Fix validate JWT on exp=0

#179
lepture · Jan 9, 2020 · 3834a2a · 3834a2a
1 parent c88ea7f
commit 3834a2a
Showing 1 changed file with 8 additions and 7 deletions.
diff --git a/authlib/jose/rfc7519/claims.py b/authlib/jose/rfc7519/claims.py
@@ -163,8 +163,8 @@ def validate_exp(self, now, leeway):
         a few minutes, to account for clock skew.  Its value MUST be a number
         containing a NumericDate value.  Use of this claim is OPTIONAL.
         """
-        exp = self.get('exp')
-        if exp:
+        if 'exp' in self:
+            exp = self['exp']
             if not isinstance(exp, int):
                 raise InvalidClaimError('exp')
             if exp < (now - leeway):
@@ -179,8 +179,8 @@ def validate_nbf(self, now, leeway):
         account for clock skew.  Its value MUST be a number containing a
         NumericDate value.  Use of this claim is OPTIONAL.
         """
-        nbf = self.get('nbf')
-        if nbf:
+        if 'nbf' in self:
+            nbf = self['nbf']
             if not isinstance(nbf, int):
                 raise InvalidClaimError('nbf')

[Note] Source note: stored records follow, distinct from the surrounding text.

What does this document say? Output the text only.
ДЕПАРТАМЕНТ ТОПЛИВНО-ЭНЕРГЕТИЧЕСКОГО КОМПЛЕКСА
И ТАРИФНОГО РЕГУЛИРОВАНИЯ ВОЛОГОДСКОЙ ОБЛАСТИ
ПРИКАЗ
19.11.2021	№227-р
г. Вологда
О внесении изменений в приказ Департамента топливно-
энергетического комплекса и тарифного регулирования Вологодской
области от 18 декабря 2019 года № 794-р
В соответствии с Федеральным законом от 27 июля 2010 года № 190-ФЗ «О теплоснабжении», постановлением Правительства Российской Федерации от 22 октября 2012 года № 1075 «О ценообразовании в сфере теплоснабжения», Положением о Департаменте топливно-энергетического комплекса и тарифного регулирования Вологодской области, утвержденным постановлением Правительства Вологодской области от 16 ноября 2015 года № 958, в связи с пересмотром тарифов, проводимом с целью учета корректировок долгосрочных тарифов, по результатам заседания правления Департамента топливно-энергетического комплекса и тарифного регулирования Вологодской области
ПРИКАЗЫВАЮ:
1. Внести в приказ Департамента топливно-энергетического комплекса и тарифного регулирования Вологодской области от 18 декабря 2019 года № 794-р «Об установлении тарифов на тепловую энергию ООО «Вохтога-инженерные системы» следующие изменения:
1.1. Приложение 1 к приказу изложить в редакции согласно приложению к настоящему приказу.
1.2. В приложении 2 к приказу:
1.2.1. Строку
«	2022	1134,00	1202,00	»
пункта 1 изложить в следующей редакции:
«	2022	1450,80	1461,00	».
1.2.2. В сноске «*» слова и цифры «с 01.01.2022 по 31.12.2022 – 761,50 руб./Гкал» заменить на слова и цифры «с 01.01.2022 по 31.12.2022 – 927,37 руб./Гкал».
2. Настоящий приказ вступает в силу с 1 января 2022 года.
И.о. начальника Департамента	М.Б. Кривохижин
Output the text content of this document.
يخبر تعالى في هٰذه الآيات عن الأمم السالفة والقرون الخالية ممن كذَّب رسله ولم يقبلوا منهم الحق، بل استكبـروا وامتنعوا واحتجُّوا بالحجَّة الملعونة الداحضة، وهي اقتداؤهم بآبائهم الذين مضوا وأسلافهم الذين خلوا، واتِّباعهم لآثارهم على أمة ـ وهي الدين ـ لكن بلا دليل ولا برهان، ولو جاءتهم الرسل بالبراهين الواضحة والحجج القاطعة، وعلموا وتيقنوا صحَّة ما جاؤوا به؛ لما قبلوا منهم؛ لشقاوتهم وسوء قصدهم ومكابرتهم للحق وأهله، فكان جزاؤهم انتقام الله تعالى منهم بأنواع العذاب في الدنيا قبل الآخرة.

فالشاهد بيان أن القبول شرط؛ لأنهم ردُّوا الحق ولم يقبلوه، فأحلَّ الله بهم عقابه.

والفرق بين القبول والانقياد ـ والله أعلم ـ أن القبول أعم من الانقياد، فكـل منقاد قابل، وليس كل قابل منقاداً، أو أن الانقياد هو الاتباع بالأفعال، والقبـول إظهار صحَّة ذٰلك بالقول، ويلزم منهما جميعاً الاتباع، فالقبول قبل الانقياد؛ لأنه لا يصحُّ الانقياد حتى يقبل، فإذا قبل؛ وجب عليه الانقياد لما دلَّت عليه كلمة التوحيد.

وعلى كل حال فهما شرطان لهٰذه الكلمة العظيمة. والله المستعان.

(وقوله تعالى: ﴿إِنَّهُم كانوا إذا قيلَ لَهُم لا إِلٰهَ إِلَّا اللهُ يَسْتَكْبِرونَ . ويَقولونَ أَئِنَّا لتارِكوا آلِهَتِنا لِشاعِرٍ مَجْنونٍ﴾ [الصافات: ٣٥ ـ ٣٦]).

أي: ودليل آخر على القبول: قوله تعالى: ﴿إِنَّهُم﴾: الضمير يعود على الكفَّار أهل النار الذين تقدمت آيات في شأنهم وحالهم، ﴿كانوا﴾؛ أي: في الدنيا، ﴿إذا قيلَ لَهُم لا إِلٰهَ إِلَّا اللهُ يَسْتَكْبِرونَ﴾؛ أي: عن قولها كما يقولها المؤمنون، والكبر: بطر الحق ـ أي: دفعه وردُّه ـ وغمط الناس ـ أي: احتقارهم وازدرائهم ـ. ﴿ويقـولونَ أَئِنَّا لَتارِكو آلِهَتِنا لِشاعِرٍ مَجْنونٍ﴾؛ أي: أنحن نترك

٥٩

             if nbf > (now + leeway):
@@ -192,9 +192,10 @@ def validate_iat(self, now, leeway):
         value MUST be a number containing a NumericDate value.  Use of this
         claim is OPTIONAL.
         """
-        iat = self.get('iat')
-        if iat and not isinstance(iat, int):
-            raise InvalidClaimError('iat')
+        if 'iat' in self:
+            iat = self['iat']
+            if not isinstance(iat, int):
+                raise InvalidClaimError('iat')
 
     def validate_jti(self):
         """The "jti" (JWT ID) claim provides a unique identifier for the JWT.